3)放獣する適地を三重県内で探していたが、林道が行き止まりになり、日が暮れそうになってきたため、滋賀県内(多賀町)であることを認識しつつ県境付近で放したもの。
4)5月27日早朝、滋賀県多賀町樋田地内で88歳の女性がクマに襲われ、顔の骨を折る重傷を負った。午前9時頃、滋賀県庁から三重県庁に情報提供があったことから、これが三重県が放したクマであった可能性があることが浮上した。(実際には同一のクマかどうかは不明)
5)放獣した際、三重県庁は滋賀県庁や多賀町役場にその旨を連絡していなかった。これは三重県野生動物保護等緊急対応マニュアルに連絡に関する手順が特に定められていなかったため。
5)5月28日午後、滋賀県庁を訪れた三重県庁の農林水産部長は、滋賀県庁の琵琶湖環境部長に謝罪した。

6)このクマについて三重県庁は28日夜、発信器の電波から、多賀町から東に約19キロ離れた岐阜県海津市内の山中にいるのを確認したと発表した。滋賀県の担当者は「クマは行動範囲が広く、女性を襲ったクマが海津にいても矛盾はない」としている。一方、短期間で遠くに移動しており同一かどうかに疑問を呈する専門家もいる。

 現時点で、三重県庁と地元市役所、猟友会などの関係者がクマの捜索を続けています。現時点ではまだ見つかっていませんが、報道によると発見次第、射殺する方針であるとのことです。

 この件、いろいろ疑問が湧いてきます。
 しかし、わしは巷間言われている、「なぜ滋賀県側で放したのか?」とか、「なぜ放したことを滋賀県庁に連絡しなかったのか?」についてはあまり不審には思いません
 理由は簡単で、どこで放そうと山はつながっており、クマは自分でどこにでも歩いていくことです(当たり前だ!)。
 県境がどうのこうのは人間の都合であり、三重県内で放すのはいいが滋賀県内ではダメ、などというのはそれこそ杓子定規の「お役所仕事」でしょう。

 もうひとつ、連絡しなかった理由も簡単で、業務マニュアルになかったからです。これをマニュアル依存だとか、思考停止だとかとやかく言うのは簡単ですが、日々次々起こる出来事を、何にしろ「さばかないと」いけない現場の農林事務所は忙しいのです。だからこそ、現場と本庁は連絡を密にしておき、現場の職員には一定のゆとりとか余裕を与えないといけないのです。これは役所だとか企業だとかの別はない、組織の「マネジメント」の問題です。

(余談ですが、三重県職員が滋賀県に放したことを指して「あり得ない対応」などと言ったヒトがいますが、では滋賀県に連絡して拒否されたら、このヒトどうするつもりなのでしょう? )

 まあ、これらはさておき、わしが不思議だった(というか、よくわからなかった)のは、5月17日に三重県がクマを放したときに県職員と一緒にいた、サルどこネット なるNPOがいったい何者なのかということです。

 法的に考えると、クマの放獣は条例に基づく行為であって、公権力の行使に当たります。通常、事実行為にはNPOが参画することはあり得るでしょうが、公権力行使の場にどういう権原でNPOがいたのか。野生動物の管理の業務を県が委託していたとか、そのような関係だったのでしょうか。

 NPO法人サルどこネットは、ホームページによると、サルやイノシシ・シカによる被害が増加するばかりの状況で、被害対策への期待が増していることから、サルの位置調査を中心に現状を把握し、情報提供をおこないながら、被害を受けている住民とともに解決策を見つけていくことを使命として結成されたNPOだとのことです。

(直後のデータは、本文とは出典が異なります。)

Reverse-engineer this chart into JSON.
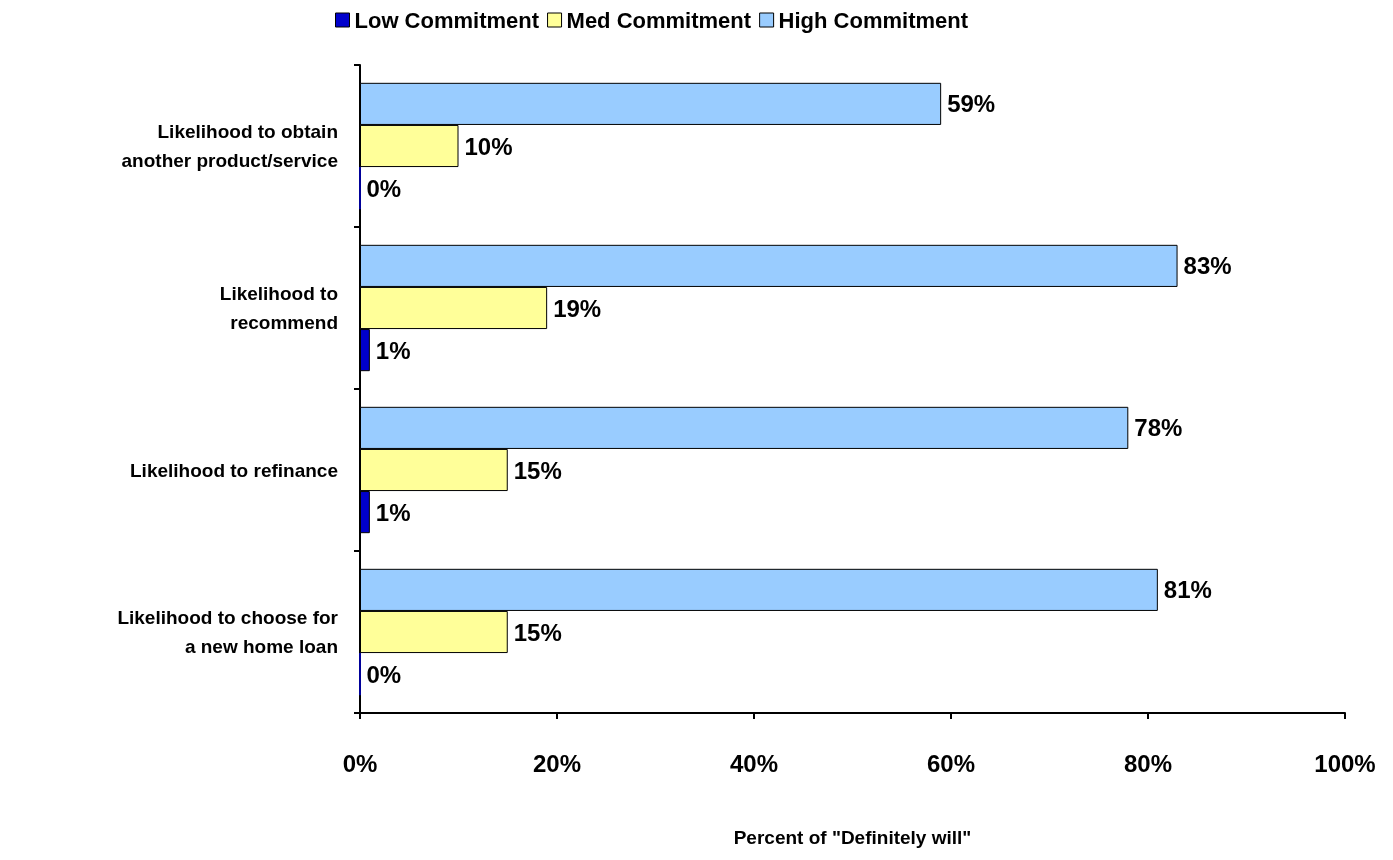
{
  "chart_data": {
    "type": "bar",
    "orientation": "horizontal",
    "xlabel": "Percent of \"Definitely will\"",
    "categories": [
      "Likelihood to obtain\nanother product/service",
      "Likelihood to\nrecommend",
      "Likelihood to refinance",
      "Likelihood to choose for\na new home loan"
    ],
    "series": [
      {
        "name": "Low Commitment",
        "color": "#0000cc",
        "values": [
          0,
          1,
          1,
          0
        ],
        "value_labels": [
          "0%",
          "1%",
          "1%",
          "0%"
        ]
      },
      {
        "name": "Med Commitment",
        "color": "#ffff99",
        "values": [
          10,
          19,
          15,
          15
        ],
        "value_labels": [
          "10%",
          "19%",
          "15%",
          "15%"
        ]
      },
      {
        "name": "High Commitment",
        "color": "#99ccff",
        "values": [
          59,
          83,
          78,
          81
        ],
        "value_labels": [
          "59%",
          "83%",
          "78%",
          "81%"
        ]
      }
    ],
    "xlim": [
      0,
      100
    ],
    "xticks": [
      {
        "value": 0,
        "label": "0%"
      },
      {
        "value": 20,
        "label": "20%"
      },
      {
        "value": 40,
        "label": "40%"
      },
      {
        "value": 60,
        "label": "60%"
      },
      {
        "value": 80,
        "label": "80%"
      },
      {
        "value": 100,
        "label": "100%"
      }
    ],
    "grid": false,
    "legend": "top"
  }
}
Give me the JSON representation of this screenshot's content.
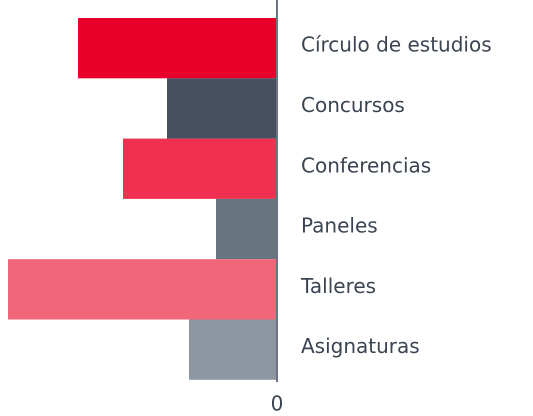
{
  "chart_data": {
    "type": "hbar",
    "categories": [
      "Círculo de estudios",
      "Concursos",
      "Conferencias",
      "Paneles",
      "Talleres",
      "Asignaturas"
    ],
    "values": [
      199,
      110,
      154,
      61,
      269,
      88
    ],
    "colors": [
      "#e8002a",
      "#46505f",
      "#ef3050",
      "#687580",
      "#f2667a",
      "#8d97a1"
    ],
    "xlim": [
      270,
      0
    ],
    "xticks": [
      0
    ]
  }
}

 具体的には、野生鳥獣被害対策に関する調査研究、野生鳥獣に関する科学的情報の収集と提供、調査技術開発及び情報発信・共有技術の検討、環境保全や人身被害対策に係る事業などを行い、野生鳥獣により生活環境に影響を受けたり、農林水産業等に被害を被る住民などの利益の増進に寄与しているとのことです。

 これは非常に有意義な活動だと思います。最近は、市街地にもサルやイノシシが出没し、農地や花壇などが荒らされることは、特に伊勢市や鳥羽市のような三重県南部の地域ではよく聞きます。
 住民による予防や駆除には限界があり、一方で、市役所や県事務所でも対応には限りがあるでしょう。野生動物や環境保護に知見がある民間セクターが、獣害の解決に積極的に関与するのは心強いことですし、その役割は今後もますます大きくなっていくでしょう。

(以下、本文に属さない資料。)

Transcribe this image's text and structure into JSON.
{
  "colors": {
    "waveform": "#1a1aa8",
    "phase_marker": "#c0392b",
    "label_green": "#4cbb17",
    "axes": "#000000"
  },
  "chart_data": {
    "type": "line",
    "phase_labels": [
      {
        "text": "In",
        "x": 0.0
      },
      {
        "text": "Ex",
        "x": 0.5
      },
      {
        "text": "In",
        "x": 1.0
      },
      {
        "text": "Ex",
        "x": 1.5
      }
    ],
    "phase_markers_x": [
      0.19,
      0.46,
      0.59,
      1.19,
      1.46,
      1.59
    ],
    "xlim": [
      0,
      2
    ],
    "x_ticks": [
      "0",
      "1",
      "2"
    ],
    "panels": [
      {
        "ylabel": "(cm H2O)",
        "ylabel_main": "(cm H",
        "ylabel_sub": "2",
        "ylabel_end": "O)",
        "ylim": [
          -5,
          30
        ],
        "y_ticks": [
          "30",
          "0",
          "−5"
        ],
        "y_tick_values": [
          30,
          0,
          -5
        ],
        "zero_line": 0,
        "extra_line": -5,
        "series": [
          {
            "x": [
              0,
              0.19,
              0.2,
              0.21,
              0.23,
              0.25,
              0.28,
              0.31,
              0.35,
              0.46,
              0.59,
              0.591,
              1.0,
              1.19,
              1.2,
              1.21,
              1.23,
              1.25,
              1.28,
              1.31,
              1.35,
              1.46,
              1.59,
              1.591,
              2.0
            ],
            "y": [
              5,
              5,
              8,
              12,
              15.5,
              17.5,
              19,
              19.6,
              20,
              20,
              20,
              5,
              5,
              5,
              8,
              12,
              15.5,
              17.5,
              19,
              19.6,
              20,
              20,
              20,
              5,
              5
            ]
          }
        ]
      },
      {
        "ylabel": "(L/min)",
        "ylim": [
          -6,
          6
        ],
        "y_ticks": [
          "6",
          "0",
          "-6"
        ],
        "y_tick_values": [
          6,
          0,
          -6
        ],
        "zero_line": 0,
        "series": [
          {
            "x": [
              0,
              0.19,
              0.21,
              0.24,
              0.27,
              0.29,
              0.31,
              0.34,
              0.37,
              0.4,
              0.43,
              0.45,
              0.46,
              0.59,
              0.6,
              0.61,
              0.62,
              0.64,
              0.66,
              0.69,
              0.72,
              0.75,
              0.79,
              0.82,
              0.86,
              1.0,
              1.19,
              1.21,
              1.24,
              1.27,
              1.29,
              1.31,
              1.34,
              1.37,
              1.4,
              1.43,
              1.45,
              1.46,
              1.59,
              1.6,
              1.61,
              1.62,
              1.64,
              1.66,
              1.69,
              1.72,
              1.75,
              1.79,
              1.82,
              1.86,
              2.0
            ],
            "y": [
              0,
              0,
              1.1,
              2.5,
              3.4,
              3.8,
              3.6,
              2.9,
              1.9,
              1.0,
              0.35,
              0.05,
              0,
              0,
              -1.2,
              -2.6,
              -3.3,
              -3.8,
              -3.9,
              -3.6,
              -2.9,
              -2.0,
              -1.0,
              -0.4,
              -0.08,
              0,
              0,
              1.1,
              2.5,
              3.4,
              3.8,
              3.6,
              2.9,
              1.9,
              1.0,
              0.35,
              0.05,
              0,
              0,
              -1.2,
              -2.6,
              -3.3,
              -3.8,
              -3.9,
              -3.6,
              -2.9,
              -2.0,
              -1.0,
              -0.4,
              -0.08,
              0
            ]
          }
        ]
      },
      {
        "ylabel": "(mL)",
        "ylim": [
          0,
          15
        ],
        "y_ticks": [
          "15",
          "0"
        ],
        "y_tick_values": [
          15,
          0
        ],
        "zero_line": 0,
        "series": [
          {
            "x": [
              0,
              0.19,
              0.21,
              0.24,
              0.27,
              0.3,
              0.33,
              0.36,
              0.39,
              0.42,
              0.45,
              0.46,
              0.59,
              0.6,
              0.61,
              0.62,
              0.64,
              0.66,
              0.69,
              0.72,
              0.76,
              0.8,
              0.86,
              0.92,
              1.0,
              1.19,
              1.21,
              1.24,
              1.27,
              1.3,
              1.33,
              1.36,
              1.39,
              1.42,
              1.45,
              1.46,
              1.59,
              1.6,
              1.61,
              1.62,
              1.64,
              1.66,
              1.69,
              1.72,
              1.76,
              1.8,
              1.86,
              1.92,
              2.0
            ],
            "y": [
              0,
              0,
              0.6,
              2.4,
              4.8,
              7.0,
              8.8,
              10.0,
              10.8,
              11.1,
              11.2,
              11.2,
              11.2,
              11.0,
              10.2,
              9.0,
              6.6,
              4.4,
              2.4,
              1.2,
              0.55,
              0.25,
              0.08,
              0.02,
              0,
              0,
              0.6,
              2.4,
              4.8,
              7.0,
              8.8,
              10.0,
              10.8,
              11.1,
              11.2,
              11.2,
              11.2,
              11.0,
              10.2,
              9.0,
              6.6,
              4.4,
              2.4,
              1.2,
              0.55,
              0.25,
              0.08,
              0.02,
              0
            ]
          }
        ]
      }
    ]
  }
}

 この件に話を戻せば、被害に遭われた多賀町の方はお気の毒ですが、何にしても放獣したクマが犯人かどうかはまだわかりません。
 三重県庁も、滋賀県庁には謝罪はしたものの、被害女性への謝罪や賠償支払いは留保しているそうですが、感情的にはともかく、これは仕方がないことだと思います。

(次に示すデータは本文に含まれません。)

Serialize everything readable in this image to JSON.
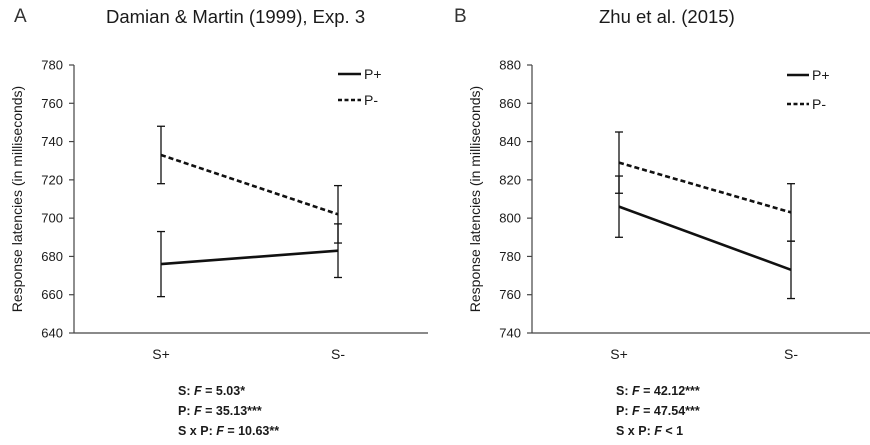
{
  "chart_data": [
    {
      "type": "line",
      "panel_letter": "A",
      "title": "Damian & Martin (1999), Exp. 3",
      "xlabel": "",
      "ylabel": "Response latencies (in milliseconds)",
      "categories": [
        "S+",
        "S-"
      ],
      "ylim": [
        640,
        780
      ],
      "yticks": [
        640,
        660,
        680,
        700,
        720,
        740,
        760,
        780
      ],
      "grid": false,
      "legend_position": "top-right",
      "series": [
        {
          "name": "P+",
          "style": "solid",
          "values": [
            676,
            683
          ],
          "error": [
            17,
            14
          ]
        },
        {
          "name": "P-",
          "style": "dashed",
          "values": [
            733,
            702
          ],
          "error": [
            15,
            15
          ]
        }
      ],
      "stats": [
        {
          "prefix": "S: ",
          "stat": "F",
          "rest": " = 5.03*"
        },
        {
          "prefix": "P: ",
          "stat": "F",
          "rest": " = 35.13***"
        },
        {
          "prefix": "S x P: ",
          "stat": "F",
          "rest": " = 10.63**"
        }
      ]
    },
    {
      "type": "line",
      "panel_letter": "B",
      "title": "Zhu et al. (2015)",
      "xlabel": "",
      "ylabel": "Response latencies (in milliseconds)",
      "categories": [
        "S+",
        "S-"
      ],
      "ylim": [
        740,
        880
      ],
      "yticks": [
        740,
        760,
        780,
        800,
        820,
        840,
        860,
        880
      ],
      "grid": false,
      "legend_position": "top-right",
      "series": [
        {
          "name": "P+",
          "style": "solid",
          "values": [
            806,
            773
          ],
          "error": [
            16,
            15
          ]
        },
        {
          "name": "P-",
          "style": "dashed",
          "values": [
            829,
            803
          ],
          "error": [
            16,
            15
          ]
        }
      ],
      "stats": [
        {
          "prefix": "S: ",
          "stat": "F",
          "rest": " = 42.12***"
        },
        {
          "prefix": "P: ",
          "stat": "F",
          "rest": " = 47.54***"
        },
        {
          "prefix": "S x P: ",
          "stat": "F",
          "rest": " < 1"
        }
      ]
    }
  ],
  "colors": {
    "line": "#111111",
    "axis": "#444444",
    "text": "#1a1a1a"
  }
}
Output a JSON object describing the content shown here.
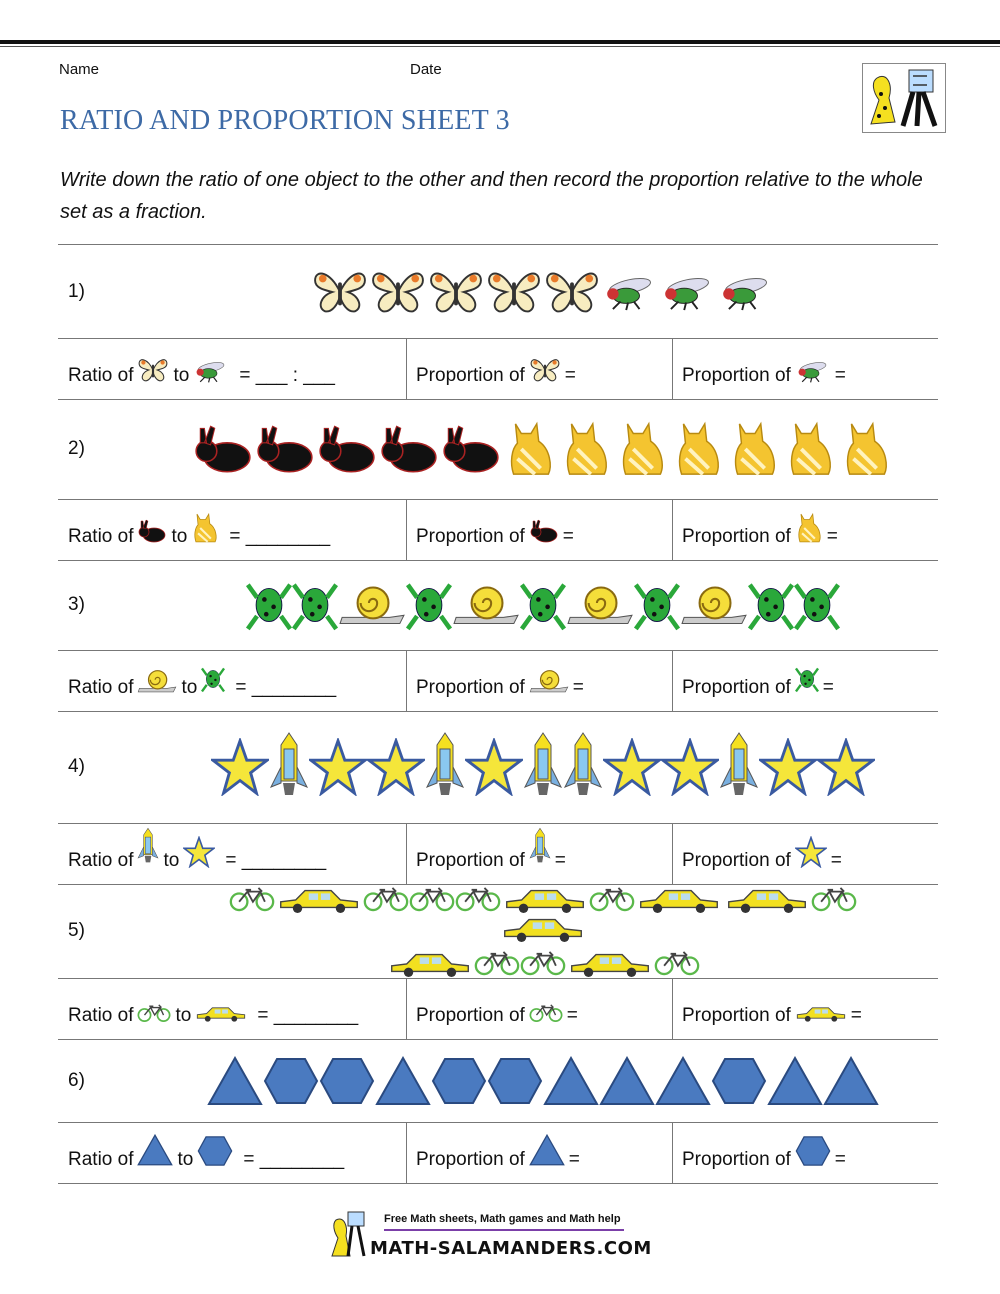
{
  "header": {
    "name_label": "Name",
    "date_label": "Date",
    "title": "RATIO AND PROPORTION SHEET 3",
    "instructions": "Write down the ratio of one object to the other and then record the proportion relative to the whole set as a fraction."
  },
  "colors": {
    "title": "#3d6aa6",
    "star": "#f5e63a",
    "shape": "#4a7ac0",
    "bike": "#5ab84a",
    "car": "#f2e020",
    "rabbit": "#111111",
    "cat": "#f4c430",
    "frog": "#2aa83a"
  },
  "questions": [
    {
      "number": "1)",
      "sequence": [
        "butterfly",
        "butterfly",
        "butterfly",
        "butterfly",
        "butterfly",
        "fly",
        "fly",
        "fly"
      ],
      "a": "butterfly",
      "b": "fly",
      "ratio_blank": "= ___ : ___"
    },
    {
      "number": "2)",
      "sequence": [
        "rabbit",
        "rabbit",
        "rabbit",
        "rabbit",
        "rabbit",
        "cat",
        "cat",
        "cat",
        "cat",
        "cat",
        "cat",
        "cat"
      ],
      "a": "rabbit",
      "b": "cat",
      "ratio_blank": "= ________"
    },
    {
      "number": "3)",
      "sequence": [
        "frog",
        "frog",
        "snail",
        "frog",
        "snail",
        "frog",
        "snail",
        "frog",
        "snail",
        "frog",
        "frog"
      ],
      "a": "snail",
      "b": "frog",
      "ratio_blank": "= ________"
    },
    {
      "number": "4)",
      "sequence": [
        "star",
        "rocket",
        "star",
        "star",
        "rocket",
        "star",
        "rocket",
        "rocket",
        "star",
        "star",
        "rocket",
        "star",
        "star"
      ],
      "a": "rocket",
      "b": "star",
      "ratio_blank": "= ________"
    },
    {
      "number": "5)",
      "sequence": [
        "bike",
        "car",
        "bike",
        "bike",
        "bike",
        "car",
        "bike",
        "car",
        "car",
        "bike",
        "car",
        "car",
        "bike",
        "bike",
        "car",
        "bike"
      ],
      "a": "bike",
      "b": "car",
      "ratio_blank": "= ________"
    },
    {
      "number": "6)",
      "sequence": [
        "triangle",
        "hexagon",
        "hexagon",
        "triangle",
        "hexagon",
        "hexagon",
        "triangle",
        "triangle",
        "triangle",
        "hexagon",
        "triangle",
        "triangle"
      ],
      "a": "triangle",
      "b": "hexagon",
      "ratio_blank": "= ________"
    }
  ],
  "answer_labels": {
    "ratio_of": "Ratio of",
    "to": "to",
    "proportion_of": "Proportion of",
    "equals": "="
  },
  "footer": {
    "tagline": "Free Math sheets, Math games and Math help",
    "site": "MATH-SALAMANDERS.COM"
  }
}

 危惧するのは、この騒動によって、面倒なことになるくらいならクマを見つけたら殺処分してしまおうという空気が蔓延したり、逆に、野生動物の一挙手一投足まで完全に行政が監督し、管理せよ。人を襲う被害が出たら、無過失責任で行政が賠償せよ、などというような極論が出てくることです。
 最も根本的な問題は、クマなどを取り巻く自然環境の変化(悪化)であって、これに抜本的に手を付けない限り、今後も似たような問題は繰り返されるでしょう。